PEHLİVAN MAHMUT TÜRBESİ

Bir bakıma film platosunu andıran, her sokağı, her binasının ayrı hikayesi olan İçan Kale’de, size hikayesi de olan bir mekandan bahsetmek istiyorum.

Burası, yaşadığı çağda Hivelilerin kalbini kazanmış bir pehlivanın, bir şairin, bir deri ustasının, bir hayır severin, bir pir’in bir sufinin türbesi; Pehlivan Mahmud’un türbesi.

13’ncü yılda yaşayan Pehlivan Mahmud’un türbesi hala büyük bir tazimle ziyaret ediliyor. Türbe ve etrafı Hive’nin ana unsurlarından. Burası bir hazire ve bir çok kabristan vaar. Ama Pehlivan Mahmud’unki masmavi çinilerle süslü sepserin bir mekan. Tazimle dua edenler, Kuran-ı Kerim okuyanlar içeride uzun süre kalıyor.

Çünkü, Pehlivan Mahmut, Hindistan’dan, Pakistan’a kadar gidip geldiği coğrafyalarda pehlivanlık yapmış, dericilik yapmış ve kazandığını fakir fukaraya dağıtmış bir veli. Aynı zamanda güçlü bir şair. Ama dahası, o dönem Hivelilerin büyük saygısını almış şahsiyet.

Bir diğer mekan Cuma Camii. 18’nci yüz yılda yapıldığı için nispeten yeni bir mekan. Ancak tamamen ahşap sütunlardan oluşan, hiçbir sütunun birbirine benzemedi caminin tavanı da ahşap. Sütunların çoğu orjinalliğini koruyor. Ama tavan maalesef yeniden restore edilmiş.

Caminin tavanın orta yerinde ışık alması için bir boşluk bırakılmış tam altında bir küçük süs havuzu var.

Birçok mescidin ve caminin olduğu İçan Kale’de yıllarca Cuma namazı sadece burada kılınmış.

Geçmişle iç içe yaşayan şehir, ülke içinden ve dışından ziyaretçi akınına uğruyor.

Ayrıcı Hive cebir ve algoritmanın kurucusu olan “0” (sıfır) rakamını bulan Harezmi ile astronomi ve tabii bilimlerin hala vaz geçilmez dehası kabul edilen Biruni”nin doğup büyüdüğü yer olması nedeniyle de büyük öneme sahip.
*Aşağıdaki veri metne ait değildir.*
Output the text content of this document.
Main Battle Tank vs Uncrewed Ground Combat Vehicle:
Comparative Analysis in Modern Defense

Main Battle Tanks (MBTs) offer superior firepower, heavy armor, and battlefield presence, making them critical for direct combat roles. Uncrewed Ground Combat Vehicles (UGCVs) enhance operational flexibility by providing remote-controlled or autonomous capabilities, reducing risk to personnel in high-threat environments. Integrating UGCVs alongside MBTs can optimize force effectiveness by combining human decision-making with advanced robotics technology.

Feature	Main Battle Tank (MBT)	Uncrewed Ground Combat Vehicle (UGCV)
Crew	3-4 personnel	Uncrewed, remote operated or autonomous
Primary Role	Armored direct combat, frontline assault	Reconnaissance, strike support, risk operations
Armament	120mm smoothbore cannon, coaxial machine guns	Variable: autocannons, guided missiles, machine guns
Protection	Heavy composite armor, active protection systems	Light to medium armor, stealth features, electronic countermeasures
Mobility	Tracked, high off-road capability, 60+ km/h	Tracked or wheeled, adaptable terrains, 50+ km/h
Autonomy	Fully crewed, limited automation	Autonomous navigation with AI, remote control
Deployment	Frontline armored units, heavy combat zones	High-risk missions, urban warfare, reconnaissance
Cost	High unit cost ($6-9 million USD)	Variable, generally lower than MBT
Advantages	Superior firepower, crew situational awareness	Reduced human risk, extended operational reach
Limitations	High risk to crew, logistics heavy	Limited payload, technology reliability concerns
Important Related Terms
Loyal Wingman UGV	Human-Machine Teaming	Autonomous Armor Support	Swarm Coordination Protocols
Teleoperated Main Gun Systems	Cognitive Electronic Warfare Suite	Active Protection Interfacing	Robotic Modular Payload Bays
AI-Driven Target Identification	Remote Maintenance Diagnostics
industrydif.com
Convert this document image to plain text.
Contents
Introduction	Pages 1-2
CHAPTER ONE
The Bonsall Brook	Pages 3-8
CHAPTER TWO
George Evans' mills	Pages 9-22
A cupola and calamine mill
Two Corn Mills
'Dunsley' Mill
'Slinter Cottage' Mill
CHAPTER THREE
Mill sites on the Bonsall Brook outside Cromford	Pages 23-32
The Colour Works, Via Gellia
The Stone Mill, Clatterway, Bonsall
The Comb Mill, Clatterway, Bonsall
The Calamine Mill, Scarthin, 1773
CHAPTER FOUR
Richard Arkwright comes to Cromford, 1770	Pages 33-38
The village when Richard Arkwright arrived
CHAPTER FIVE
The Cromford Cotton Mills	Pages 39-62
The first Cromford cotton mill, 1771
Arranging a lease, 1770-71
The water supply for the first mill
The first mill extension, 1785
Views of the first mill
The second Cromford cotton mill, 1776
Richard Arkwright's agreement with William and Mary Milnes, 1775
Tarihi İpek yolunun kuzey ucunda yer alan Hive’yi ilk kuranların Nuh’un oğullarından olduğu da rivayet ediliyor.

Hive şehri, orijinalinde mimarlar tarafından tasarlandığı gibi orijinalliğini korumayı başaran dünyadaki birkaç şehirden biri.

İslam’ın bilimde altın çağı olan 9’uncu ve 11’nci yüzyıllarda Hive, sadece Türk -İslam dünyasının değil dünyanın kültür ve eğitim merkezlerinden biri. Medreseler yanyana. Medreseler küçük meydanlarda karşı karşıya.

Astronomi, matematik, kimya gibi birçok alanda ihtisaslaşan medreseler bu şehirin tam merkezinde.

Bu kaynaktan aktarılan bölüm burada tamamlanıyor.